Last year, the State Department launched a new “Commission on Unalienable Rights,” a committee working to articulate a definition of human rights that is grounded in certain religious traditions and that will eliminate rights for LGBTQ+ individuals, restrict sexual and reproductive health and rights, and remove protections for other marginalized communities across the globe. Berkowitz and Weiland serve as the Commission’s Executive Secretary and Rapporteur, respectively.

Beyond Berkowitz and Weiland, the Commission is chaired by Mary Ann Glendon, who Weiland studied under in law school and who shares Berkowitz and Weiland’s opposition to reproductive freedom and LGBTQ+ equality. The Commission, which purports to be examining the very meaning of human rights, is nevertheless stacked with individuals who share a narrow view of human rights as derived from natural law to the exclusion of anyone representing mainstream human rights groups or career diplomats from within the State Department. Worse still, this biased Commission has largely been conducting its work in secret.

The troubling practices of the Commission violate a federal transparency law that regulates such outside advisory bodies.

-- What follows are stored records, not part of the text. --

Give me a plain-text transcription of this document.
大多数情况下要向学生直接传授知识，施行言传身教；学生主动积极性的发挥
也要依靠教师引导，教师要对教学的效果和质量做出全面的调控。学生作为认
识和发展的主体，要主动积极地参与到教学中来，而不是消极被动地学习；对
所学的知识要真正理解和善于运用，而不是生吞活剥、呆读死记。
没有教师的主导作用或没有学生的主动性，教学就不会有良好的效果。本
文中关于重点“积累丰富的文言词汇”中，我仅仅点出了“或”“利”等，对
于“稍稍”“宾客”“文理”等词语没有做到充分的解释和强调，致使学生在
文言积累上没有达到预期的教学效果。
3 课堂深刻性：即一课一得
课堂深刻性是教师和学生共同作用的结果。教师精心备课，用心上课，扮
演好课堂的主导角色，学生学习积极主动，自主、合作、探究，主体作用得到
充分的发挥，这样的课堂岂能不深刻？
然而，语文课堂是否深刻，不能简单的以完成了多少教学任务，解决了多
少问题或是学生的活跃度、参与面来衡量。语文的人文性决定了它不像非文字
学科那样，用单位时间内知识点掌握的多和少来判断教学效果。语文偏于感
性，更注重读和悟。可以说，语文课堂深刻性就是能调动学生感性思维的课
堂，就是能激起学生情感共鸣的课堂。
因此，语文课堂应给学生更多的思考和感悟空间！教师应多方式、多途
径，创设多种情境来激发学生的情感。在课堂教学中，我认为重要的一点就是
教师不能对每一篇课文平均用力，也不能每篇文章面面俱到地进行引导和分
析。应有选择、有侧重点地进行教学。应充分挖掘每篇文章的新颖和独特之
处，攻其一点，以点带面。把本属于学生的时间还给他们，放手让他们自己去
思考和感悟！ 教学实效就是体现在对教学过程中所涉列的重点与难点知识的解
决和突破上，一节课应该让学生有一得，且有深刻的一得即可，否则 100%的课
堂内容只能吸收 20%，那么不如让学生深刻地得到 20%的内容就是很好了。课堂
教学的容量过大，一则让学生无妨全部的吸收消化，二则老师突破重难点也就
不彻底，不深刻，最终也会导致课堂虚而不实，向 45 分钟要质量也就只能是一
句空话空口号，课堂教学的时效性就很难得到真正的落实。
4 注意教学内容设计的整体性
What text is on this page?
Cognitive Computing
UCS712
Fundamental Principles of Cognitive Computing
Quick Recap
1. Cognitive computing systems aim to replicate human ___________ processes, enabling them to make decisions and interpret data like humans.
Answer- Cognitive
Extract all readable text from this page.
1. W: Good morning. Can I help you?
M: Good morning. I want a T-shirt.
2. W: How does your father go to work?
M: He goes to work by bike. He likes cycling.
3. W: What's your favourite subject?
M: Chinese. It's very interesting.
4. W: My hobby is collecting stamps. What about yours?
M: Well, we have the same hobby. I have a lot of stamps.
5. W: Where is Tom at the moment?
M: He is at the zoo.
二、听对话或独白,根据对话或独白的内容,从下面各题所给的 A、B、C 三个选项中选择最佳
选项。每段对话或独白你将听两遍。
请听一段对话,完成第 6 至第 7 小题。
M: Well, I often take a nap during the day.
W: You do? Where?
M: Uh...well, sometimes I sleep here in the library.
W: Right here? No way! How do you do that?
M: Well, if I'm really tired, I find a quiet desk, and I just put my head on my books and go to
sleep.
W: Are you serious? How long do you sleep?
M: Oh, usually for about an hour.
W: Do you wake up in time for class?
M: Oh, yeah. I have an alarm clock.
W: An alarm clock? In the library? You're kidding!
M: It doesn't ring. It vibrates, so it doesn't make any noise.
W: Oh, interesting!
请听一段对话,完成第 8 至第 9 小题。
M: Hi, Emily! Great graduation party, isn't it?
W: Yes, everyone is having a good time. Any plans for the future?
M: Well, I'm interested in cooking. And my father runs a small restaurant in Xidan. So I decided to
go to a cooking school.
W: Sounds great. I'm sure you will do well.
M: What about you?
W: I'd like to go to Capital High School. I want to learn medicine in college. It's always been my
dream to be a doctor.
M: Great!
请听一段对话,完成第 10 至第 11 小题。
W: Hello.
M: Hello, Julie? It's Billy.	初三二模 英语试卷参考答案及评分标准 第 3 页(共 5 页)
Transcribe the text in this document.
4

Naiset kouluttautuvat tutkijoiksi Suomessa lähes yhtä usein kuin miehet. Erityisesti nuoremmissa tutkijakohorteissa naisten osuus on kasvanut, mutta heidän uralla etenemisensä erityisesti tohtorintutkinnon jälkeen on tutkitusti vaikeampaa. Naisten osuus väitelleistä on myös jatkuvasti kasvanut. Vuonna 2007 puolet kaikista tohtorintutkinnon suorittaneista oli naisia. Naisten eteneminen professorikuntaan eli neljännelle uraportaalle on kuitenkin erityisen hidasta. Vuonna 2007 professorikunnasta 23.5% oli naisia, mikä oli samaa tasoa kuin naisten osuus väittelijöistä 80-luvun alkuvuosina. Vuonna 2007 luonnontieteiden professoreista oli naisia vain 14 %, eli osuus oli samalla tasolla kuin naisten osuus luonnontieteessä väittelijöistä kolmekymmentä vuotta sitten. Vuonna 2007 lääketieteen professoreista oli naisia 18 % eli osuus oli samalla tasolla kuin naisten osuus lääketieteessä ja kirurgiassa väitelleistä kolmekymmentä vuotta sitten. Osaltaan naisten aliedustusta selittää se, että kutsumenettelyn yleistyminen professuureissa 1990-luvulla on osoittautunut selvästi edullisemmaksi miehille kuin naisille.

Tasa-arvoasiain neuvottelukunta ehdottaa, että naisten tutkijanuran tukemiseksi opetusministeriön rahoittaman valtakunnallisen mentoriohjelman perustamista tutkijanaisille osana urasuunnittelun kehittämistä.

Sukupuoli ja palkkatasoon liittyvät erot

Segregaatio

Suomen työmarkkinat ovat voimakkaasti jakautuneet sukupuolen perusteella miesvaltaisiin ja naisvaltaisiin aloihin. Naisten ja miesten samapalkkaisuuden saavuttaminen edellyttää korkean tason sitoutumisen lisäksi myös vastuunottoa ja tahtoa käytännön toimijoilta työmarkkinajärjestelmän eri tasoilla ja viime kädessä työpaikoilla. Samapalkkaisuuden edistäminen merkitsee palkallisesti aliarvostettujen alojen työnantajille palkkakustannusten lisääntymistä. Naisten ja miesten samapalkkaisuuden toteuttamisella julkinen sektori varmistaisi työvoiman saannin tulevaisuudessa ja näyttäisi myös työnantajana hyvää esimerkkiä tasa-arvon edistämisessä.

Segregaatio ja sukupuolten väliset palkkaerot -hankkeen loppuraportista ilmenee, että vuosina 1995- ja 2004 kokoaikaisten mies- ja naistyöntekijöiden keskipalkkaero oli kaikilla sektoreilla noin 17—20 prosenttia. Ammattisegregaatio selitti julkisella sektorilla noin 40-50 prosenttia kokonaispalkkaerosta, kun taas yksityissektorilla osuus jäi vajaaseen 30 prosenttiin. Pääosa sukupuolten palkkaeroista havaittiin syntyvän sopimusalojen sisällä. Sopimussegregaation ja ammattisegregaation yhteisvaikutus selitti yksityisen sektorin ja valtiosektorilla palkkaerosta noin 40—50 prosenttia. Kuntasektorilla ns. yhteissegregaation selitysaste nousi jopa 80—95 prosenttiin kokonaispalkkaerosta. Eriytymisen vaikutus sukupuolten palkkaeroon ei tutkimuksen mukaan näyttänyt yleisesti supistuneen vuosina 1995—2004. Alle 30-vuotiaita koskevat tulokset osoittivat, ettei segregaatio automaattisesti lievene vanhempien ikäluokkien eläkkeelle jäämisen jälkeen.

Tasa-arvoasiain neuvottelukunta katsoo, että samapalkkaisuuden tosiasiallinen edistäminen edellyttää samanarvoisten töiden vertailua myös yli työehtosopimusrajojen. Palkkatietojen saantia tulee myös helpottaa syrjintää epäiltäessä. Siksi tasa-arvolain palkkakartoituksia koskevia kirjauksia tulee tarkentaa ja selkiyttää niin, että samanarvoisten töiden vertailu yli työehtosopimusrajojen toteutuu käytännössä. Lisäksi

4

So in March 2020, we teamed up with four international human rights organizations to file a lawsuit aimed at shutting down this unlawful group and preventing the administration from relying on any of its advice or recommendations.

What we still want to know:

  • What other projects are Berkowitz and Weiland involved in at State?
  • How are Berkowitz and Weiland coordinating with special interest groups outside the government to steer policy?
  • Did Secretary Pompeo seek the input of outside conservative groups in establishing the Commission or staffing it?
  • Are Berkowitz and Weiland working with ideological allies at other federal agencies to advance their agenda?